LONDON (Reuters) ? British police said on Wednesday they had arrested a 61-year-old man in their investigation into the phone-hacking scandal at the now-defunct News of the World, part of Rupert Murdoch's News Corp media empire.
Sky News named the arrested man as Greg Miskiw, who ran the News of the World's news desk for many years and was described in a parliamentary committee as being a key link to a private detective at the center of hacking allegations.
Miskiw, 61, one of the few senior editors at the time of the phone-hacking who had not yet been arrested, told Britain's Channel 4 news last month he was preparing to return from his Florida home to Britain to talk to police.
A Reuters journalist who visited Miskiw's Florida home in Delray Beach, some 60 miles north of Miami, on Tuesday found it empty.
Miskiw's name was listed on a mailbox outside the building, and some mail was piled up. There were no cars in front of the property and no one answered the door of his apartment.
The arrest is the 12th this year in an inquiry that has rocked News Corp and has had far-reaching implications for the British establishment.
It has already forced the resignations of former News of the World editor and Murdoch favorite Rebekah Brooks, and Britain's top two policemen.

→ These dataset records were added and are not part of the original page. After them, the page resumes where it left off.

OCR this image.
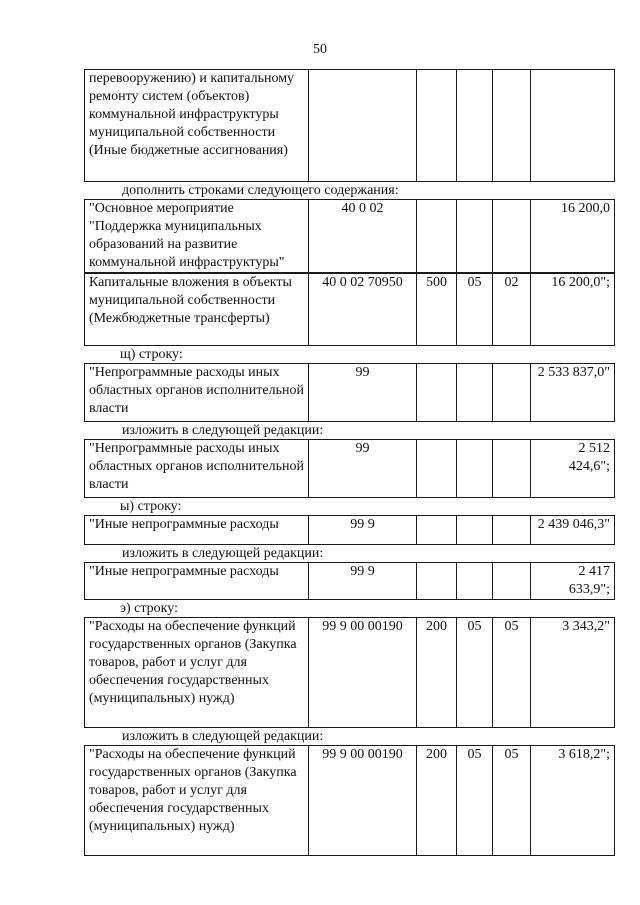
50
перевооружению) и капитальному ремонту систем (объектов) коммунальной инфраструктуры муниципальной собственности (Иные бюджетные ассигнования)					
дополнить строками следующего содержания:
"Основное мероприятие "Поддержка муниципальных образований на развитие коммунальной инфраструктуры"	40 0 02				16 200,0
Капитальные вложения в объекты муниципальной собственности (Межбюджетные трансферты)	40 0 02 70950	500	05	02	16 200,0";
щ) строку:
"Непрограммные расходы иных областных органов исполнительной власти	99				2 533 837,0"
изложить в следующей редакции:
"Непрограммные расходы иных областных органов исполнительной власти	99				2 512 424,6";
ы) строку:
"Иные непрограммные расходы	99 9				2 439 046,3"
изложить в следующей редакции:
"Иные непрограммные расходы	99 9				2 417 633,9";
э) строку:
"Расходы на обеспечение функций государственных органов (Закупка товаров, работ и услуг для обеспечения государственных (муниципальных) нужд)	99 9 00 00190	200	05	05	3 343,2"
изложить в следующей редакции:
"Расходы на обеспечение функций государственных органов (Закупка товаров, работ и услуг для обеспечения государственных (муниципальных) нужд)	99 9 00 00190	200	05	05	3 618,2";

Rupert Murdoch and his son James have been quizzed in parliament about the affair. James Murdoch, who runs News Corp's non-U.S. operations, may be recalled to face further questions after two senior former News International executives called his evidence into question.
Detectives said the latest suspect was arrested at midday after he arrived by appointment at a London police station on "suspicion of unlawful interception of communications" and conspiring to commit the same offence.
Police are probing allegations that journalists and private investigators, seeking gossip for stories, illegally intercepted voicemail messages on the mobile phones of targets ranging from celebrities and politicians to murder victims and the families of dead soldiers.
In 2007, the tabloid's royal reporter Clive Goodman and private detective Glen Mulcaire, whose notebooks have since yielded thousands more names to be investigated, were jailed for hacking the phones of aides to Britain's royal family.
Police are also looking into claims that some reporters paid bribes to police officers in return for information.
The 168-year-old News of the World was closed last month after allegations that 4,000 phones, including that of a murdered schoolgirl, had been hacked. News Corp was forced to drop a $12 billion bid for satellite broadcaster BSkyB.
Those arrested so far include Brooks and Andy Coulson, who succeeded her as editor until he quit in 2007 before becoming media chief for Prime Minister David Cameron. He resigned from that role in January.
Detectives have also quizzed Coulson's deputy Neil Wallis, Goodman, James Weatherup, a senior News of the World reporter, Neville Thurlbeck, the paper's chief reporter, Ian Edmondson, a former senior editor and Stuart Kuttner, its former managing editor.
When a parliamentary committee questioned the Murdochs last month, a lawmaker suggested there were six "gatekeepers" on the paper who dealt with Mulcaire.
"The names were Alex Marunchak, Greg Miskiw, Clive Goodman, Neville Thurlbeck, James Weatherup, and Ian Edmondson," MP Paul Farrelly said.